In practice, every layer fought back.
Where It Broke
Tailscale DNS in LXC is fundamentally broken. The Tailscale daemon rewrites /etc/resolv.conf. The container's network config overwrites it again on restart. DNS dies. The fix is chattr +i /etc/resolv.conf -- making it immutable. It is ugly. It has not failed in six months.
192GB RAM is not generous. Fifteen services at 65% utilization (125GB). Jellyfin transcoding spikes to 4GB alone. Without hard memory limits on every container, one spike cascades into OOM kills across the node. I now set explicit ceilings on everything and disable swap entirely.
Backup storms. Running all backups at 2 AM created IO contention that spiked Nextcloud response times past timeout thresholds. Staggering across a 3-hour window fixed it.
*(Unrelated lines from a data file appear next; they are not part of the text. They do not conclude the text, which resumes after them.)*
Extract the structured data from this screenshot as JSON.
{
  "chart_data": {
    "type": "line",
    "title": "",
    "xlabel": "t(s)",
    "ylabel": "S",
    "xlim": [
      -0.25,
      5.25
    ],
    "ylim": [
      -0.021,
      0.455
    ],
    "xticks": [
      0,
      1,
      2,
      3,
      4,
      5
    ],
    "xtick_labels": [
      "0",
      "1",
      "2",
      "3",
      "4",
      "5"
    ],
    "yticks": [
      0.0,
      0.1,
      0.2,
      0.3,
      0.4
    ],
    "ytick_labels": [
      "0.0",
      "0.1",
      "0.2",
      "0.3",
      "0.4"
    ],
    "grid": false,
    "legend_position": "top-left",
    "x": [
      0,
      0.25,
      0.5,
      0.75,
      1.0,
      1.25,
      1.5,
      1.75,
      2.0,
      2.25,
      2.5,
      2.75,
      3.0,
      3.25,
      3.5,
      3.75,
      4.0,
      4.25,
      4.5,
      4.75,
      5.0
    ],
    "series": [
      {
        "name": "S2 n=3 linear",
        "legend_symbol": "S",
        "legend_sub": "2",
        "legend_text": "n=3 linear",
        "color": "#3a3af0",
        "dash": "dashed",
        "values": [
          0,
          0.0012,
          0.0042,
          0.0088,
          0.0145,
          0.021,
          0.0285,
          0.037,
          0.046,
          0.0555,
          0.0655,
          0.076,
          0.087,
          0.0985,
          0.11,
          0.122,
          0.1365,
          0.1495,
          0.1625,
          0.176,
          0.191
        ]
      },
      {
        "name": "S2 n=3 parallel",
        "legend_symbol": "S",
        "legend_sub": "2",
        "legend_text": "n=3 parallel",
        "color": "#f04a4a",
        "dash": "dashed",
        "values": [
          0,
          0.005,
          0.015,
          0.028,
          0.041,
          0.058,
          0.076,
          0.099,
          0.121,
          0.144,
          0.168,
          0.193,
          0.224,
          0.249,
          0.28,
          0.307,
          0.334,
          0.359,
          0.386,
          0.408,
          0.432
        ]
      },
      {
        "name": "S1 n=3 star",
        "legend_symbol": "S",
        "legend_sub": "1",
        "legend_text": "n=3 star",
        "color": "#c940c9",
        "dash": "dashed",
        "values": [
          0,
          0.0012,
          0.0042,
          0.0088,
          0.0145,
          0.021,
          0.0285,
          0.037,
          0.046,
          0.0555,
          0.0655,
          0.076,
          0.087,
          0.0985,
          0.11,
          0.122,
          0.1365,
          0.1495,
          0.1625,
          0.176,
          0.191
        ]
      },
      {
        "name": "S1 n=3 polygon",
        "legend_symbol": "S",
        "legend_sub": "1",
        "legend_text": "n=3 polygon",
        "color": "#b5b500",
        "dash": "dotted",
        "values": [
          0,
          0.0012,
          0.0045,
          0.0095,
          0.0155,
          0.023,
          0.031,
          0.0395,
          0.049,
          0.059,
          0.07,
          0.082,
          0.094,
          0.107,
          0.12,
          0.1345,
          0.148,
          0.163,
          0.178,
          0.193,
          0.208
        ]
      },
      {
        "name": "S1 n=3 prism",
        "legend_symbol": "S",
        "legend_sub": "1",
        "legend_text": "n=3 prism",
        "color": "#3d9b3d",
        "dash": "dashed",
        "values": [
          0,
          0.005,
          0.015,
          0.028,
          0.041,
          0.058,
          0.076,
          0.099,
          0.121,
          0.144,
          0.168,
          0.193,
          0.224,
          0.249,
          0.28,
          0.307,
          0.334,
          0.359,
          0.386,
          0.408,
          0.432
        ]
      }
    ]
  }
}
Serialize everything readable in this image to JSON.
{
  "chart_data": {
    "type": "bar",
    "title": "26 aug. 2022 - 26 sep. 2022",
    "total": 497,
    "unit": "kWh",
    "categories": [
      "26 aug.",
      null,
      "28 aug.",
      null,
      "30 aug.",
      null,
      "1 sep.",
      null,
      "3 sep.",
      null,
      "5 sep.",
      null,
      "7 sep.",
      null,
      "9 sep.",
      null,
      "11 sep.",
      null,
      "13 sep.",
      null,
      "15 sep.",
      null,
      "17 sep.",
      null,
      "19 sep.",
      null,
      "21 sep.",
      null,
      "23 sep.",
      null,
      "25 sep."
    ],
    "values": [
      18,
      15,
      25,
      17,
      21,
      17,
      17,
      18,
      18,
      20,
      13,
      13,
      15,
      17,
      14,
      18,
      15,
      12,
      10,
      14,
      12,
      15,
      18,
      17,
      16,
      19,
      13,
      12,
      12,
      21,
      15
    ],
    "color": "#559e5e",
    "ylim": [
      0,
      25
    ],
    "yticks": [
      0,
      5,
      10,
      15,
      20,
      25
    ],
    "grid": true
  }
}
I only caught it because Prometheus was alerting on p99 latency.
Proxmox Backup Server does not belong in LXC. PBS needs direct block device access for efficient incremental backups. In an LXC container, it silently degrades to slow full-image reads. I burned a weekend before moving it into a lightweight VM.
What I Got Wrong
Monitoring should be the first service deployed, not the last. Half the problems above would have been caught on day one with Prometheus in place. I deployed it after the fact and immediately found three issues I had been ignoring.
Five VLANs on day one was over-engineering. Management, DMZ, internal, IoT, lab -- the firewall rules between them created debugging complexity that was not justified at homelab scale. Two VLANs (trusted, untrusted) would have been sufficient to start. Add segmentation when you have a real threat model, not a theoretical one.
Backup restoration needs a schedule. I can rebuild the entire infrastructure from scratch in under 2 hours. But only because I tested it. The first restoration test revealed my Restic backups to Backblaze B2 were silently skipping a critical Nextcloud database dump.
The Numbers
Six months in: 99.94% uptime (one planned maintenance window). 65% RAM utilization, 15% CPU average. 70W idle, 170W under load. Monthly cost: $19 for electricity and Backblaze B2.
Equivalent cloud infrastructure runs $200+/month. The hardware paid for itself in four months.
The Actual Lesson
The single biggest improvement was migrating from a monolithic Docker host to dedicated LXC containers. Jellyfin transcoding no longer tanks Nextcloud. Snapshots are per-service. Logs and metrics are scoped. Failures are contained.
The best infrastructure disappears. This setup runs without me thinking about it, which was the entire point of building it.